Daulah Umayyah di Damaskus dan Andalusia

Daulah Umayyah di Damaskus (661-750M)


Daulah Umayyah berdiri pada tahun 40 – 132 H / 661 – 750 M selama 90 tahun. Pendiri Daulah Umayyah bernama Muawiyah bin Abi Sufyan bin Harb bin Umayyah. Daulah Umayyah menjadikan kota Damaskus sebagai pusat pemerintahannya. Saat ini Damaskus menjadi ibukota negara Suriah. Sebagai pendiri Daulah Umayyah, Muawiyah bin Abi Sufyan sekaligus menjadi Khalifah pertama kekhalifahan tersbut. Adapun secara lengkap para khalifah Bani Umayyah sebagai berikut:

a. Muawiyah bin Abu Sufyan (Muawiyah I), tahun 660 -680 M. (41-61 H )
b. Yazid bin Muawiyah (Yazid I), tahun 680-683 M. (61-64 H)
c. Muawiyah bin Yazid (Muawiyah II), tahun 683-684 M. (64-65 H)
d. Marwan bin Hakam (Marwan I), tahun 684-685 M. (65-66 H)
e. Abdul Malik bin Marwan, tahun 685-705 M. (66-86 H)
f. Al-Walid bin ‘Abdul Malik (al-Walid I), tahun 705-715 M. (86-97 H)
g. Sulaiman bin ‘Abdul Malik, tahun 715-717 M. (97-99 H)
h. Umar bin ‘Abdul ‘Aziz (‘Umar II), tahun 717-720M. (99-102 H)
i. Yazid bin ‘Abdul Malik (Yazid II), tahun 720-724 M. (102-106 H)
j. Hisyam bin ‘Abdul Malik, tahun 724-743 M. (106-126 H)
k. Walid bin Yazid (al-Walid III), tahun 743-744 M. (126-127 H)
l. Yazid bin Walid (Yazid III), tahun 744 M. (127 H)
m. Ibrahim bin al-Walid, tahun 744 M. (127 H)
n. Marwan bin Muhammad (Marwan II al-Himar), tahun 745-750 M. (127- 133 H)

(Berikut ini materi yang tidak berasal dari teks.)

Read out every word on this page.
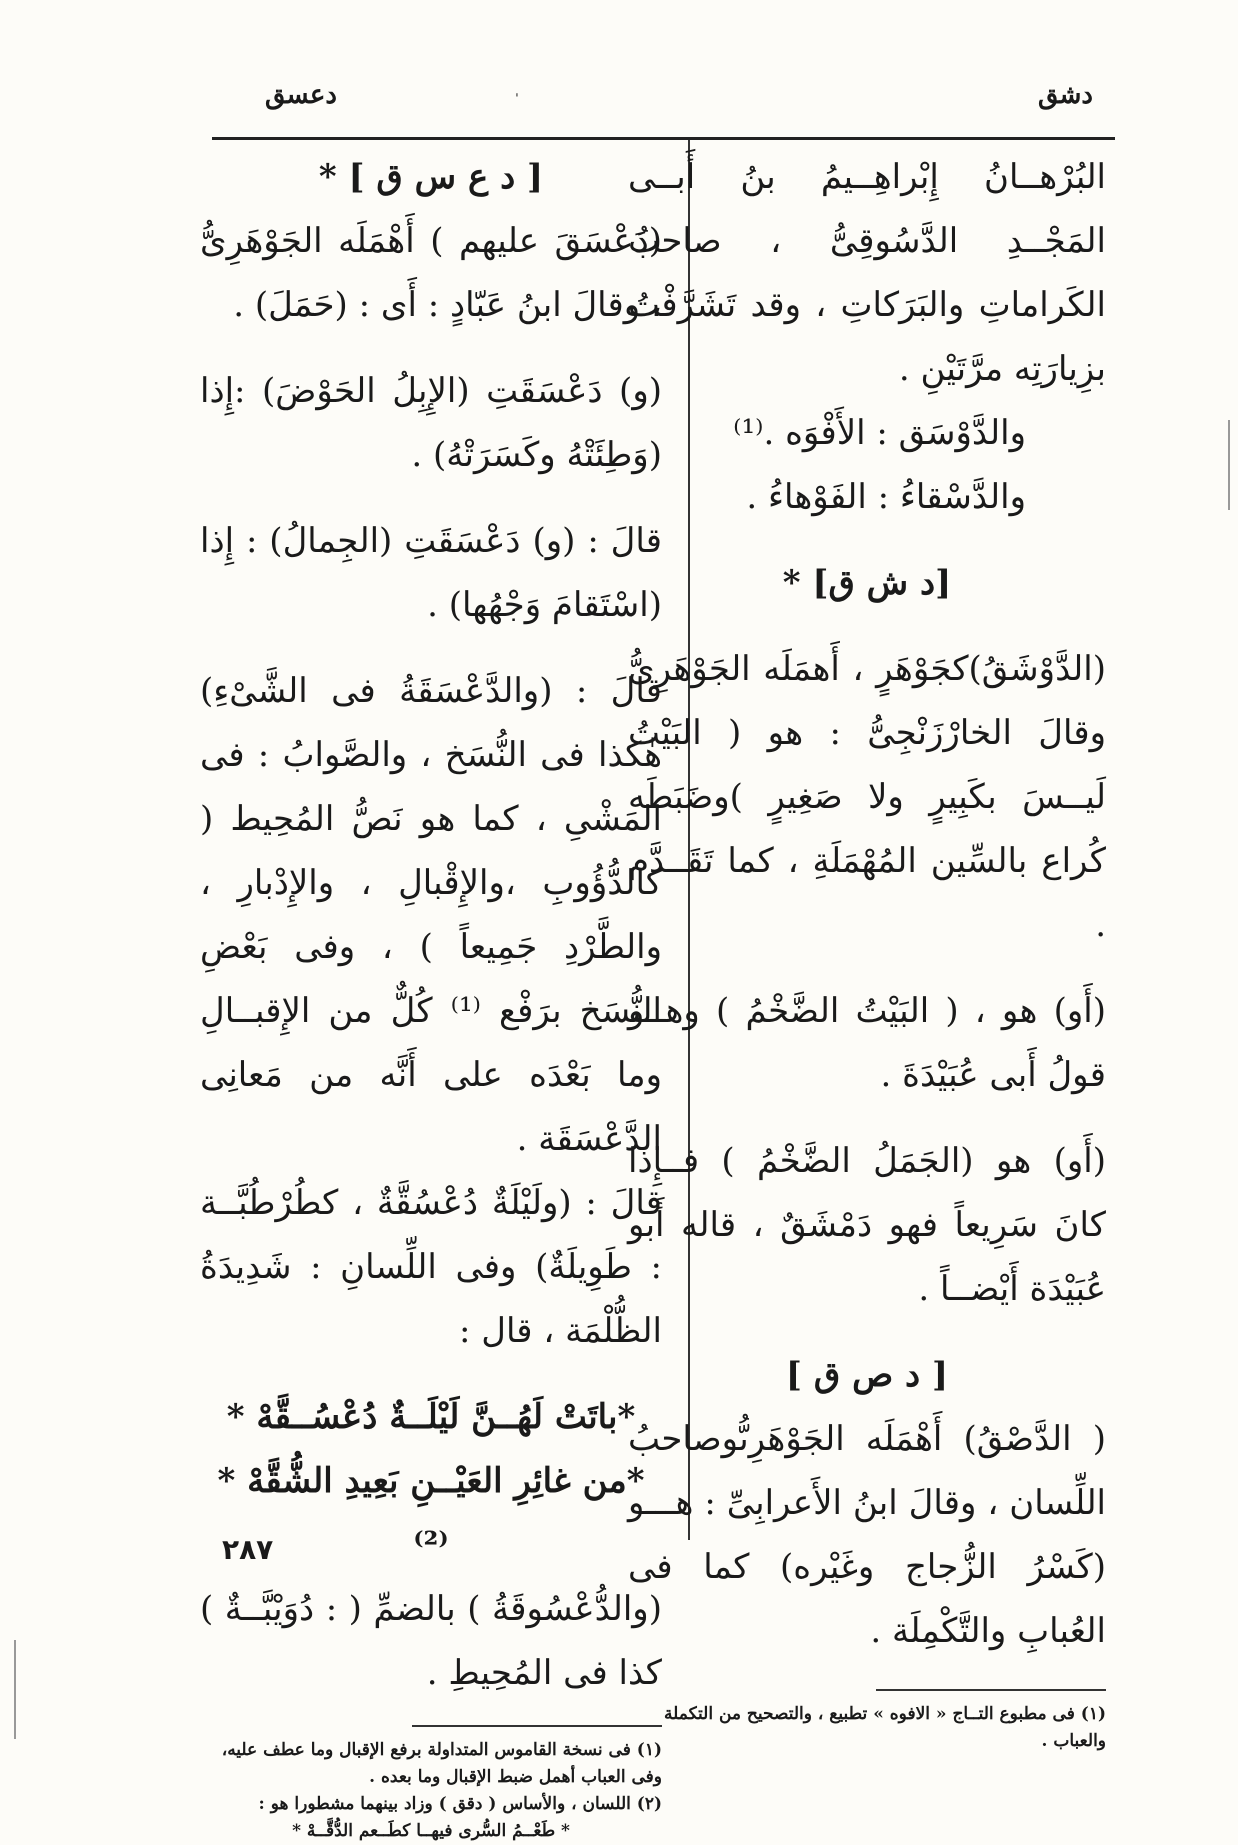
دشق
دعسق	ˈ

البُرْهــانُ إِبْراهِــيمُ بنُ أَبــى المَجْــدِ الدَّسُوقِىُّ ، صاحبُ الكَراماتِ والبَرَكاتِ ، وقد تَشَرَّفْتُ بزِيارَتِه مرَّتَيْنِ .

والدَّوْسَق : الأَفْوَه .⁽¹⁾

والدَّسْقاءُ : الفَوْهاءُ .

[د ش ق] *

(الدَّوْشَقُ)كجَوْهَرٍ ، أَهمَلَه الجَوْهَرِىُّ وقالَ الخارْزَنْجِىُّ : هو ( البَيْتُ لَيــسَ بكَبِيرٍ ولا صَغِيرٍ )وضَبَطَه كُراع بالسِّين المُهْمَلَةِ ، كما تَقَــدَّم .

(أَو) هو ، ( البَيْتُ الضَّخْمُ ) وهــو قولُ أَبى عُبَيْدَةَ .

(أَو) هو (الجَمَلُ الضَّخْمُ ) فــإِذا كانَ سَرِيعاً فهو دَمْشَقٌ ، قاله أَبو عُبَيْدَة أَيْضــاً .

[ د ص ق ]

( الدَّصْقُ) أَهْمَلَه الجَوْهَرِىُّوصاحبُ اللِّسان ، وقالَ ابنُ الأَعرابِىِّ : هـــو (كَسْرُ الزُّجاج وغَيْره) كما فى العُبابِ والتَّكْمِلَة .

(١) فى مطبوع التــاج « الافوه » تطبيع ، والتصحيح من التكملة والعباب .

[ د ع س ق ] *

(دَعْسَقَ عليهم ) أَهْمَلَه الجَوْهَرِىُّ ، وقالَ ابنُ عَبّادٍ : أَى : (حَمَلَ) .

(و) دَعْسَقَتِ (الإِبِلُ الحَوْضَ) :إِذا (وَطِئَتْهُ وكَسَرَتْهُ) .

قالَ : (و) دَعْسَقَتِ (الجِمالُ) : إِذا (اسْتَقامَ وَجْهُها) .

قالَ : (والدَّعْسَقَةُ فى الشَّىْءِ) هٰكذا فى النُّسَخ ، والصَّوابُ : فى المَشْىِ ، كما هو نَصُّ المُحِيط ( كالدُّؤُوبِ ،والإِقْبالِ ، والإِدْبارِ ، والطَّرْدِ جَمِيعاً ) ، وفى بَعْضِ النُّسَخ برَفْع ⁽¹⁾ كُلٌّ من الإِقبــالِ وما بَعْدَه على أَنَّه من مَعانِى الدَّعْسَقَة .

قالَ : (ولَيْلَةٌ دُعْسُقَّةٌ ، كطُرْطُبَّــة : طَوِيلَةٌ) وفى اللِّسانِ : شَدِيدَةُ الظُّلْمَة ، قال :

*باتَتْ لَهُــنَّ لَيْلَــةٌ دُعْسُــقَّهْ *

*من غائِرِ العَيْــنِ بَعِيدِ الشُّقَّهْ * ⁽²⁾

(والدُّعْسُوقَةُ ) بالضمِّ ( : دُوَيْبَّــةٌ ) كذا فى المُحِيطِ .

(١) فى نسخة القاموس المتداولة برفع الإقبال وما عطف عليه، وفى العباب أهمل ضبط الإقبال وما بعده .

(٢) اللسان ، والأساس ( دقق ) وزاد بينهما مشطورا هو :

* طَعْــمُ السُّرى فيهــا كطَــعم الدُّقَّــهْ *

٢٨٧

Pada saat Daulah Umayyah diperintah oleh al-Walid bin Abdul Malik, keadaan negara sangat makmur, tenteram, dan tertib. Umat Islam merasa nyaman dan hidup bahagia. Pada masa pemerintahannya yang berjalan kurang lebih 10 tahun itu tercatat suatu perluasan wilayah dari Afrika Utara menuju wilayah barat daya, benua Eropa, yaitu pada tahun 711 M. Setelah Aljazair dan Maroko ditundukkan, Tariq bin Ziyad, memimpin pasukan Islam menyeberangi selat yang memisahkan antara Maroko (magrib) dengan benua Eropa, Tariq bin Ziyad mendarat di suatu tempat yang sekarang dikenal dengan nama Gibraltar (Jabal Thariq). Setelah tentara Spanyol dapat dikalahkan, Spanyol menjadi daerah perluasan selanjutnya. Ibu kota Spanyol, Cordoba, dapat dikuasai dengan cepat. Setelah itu kota-kota lain seperti Sevilla, Elvira dan Toledo juga ditaklukkan.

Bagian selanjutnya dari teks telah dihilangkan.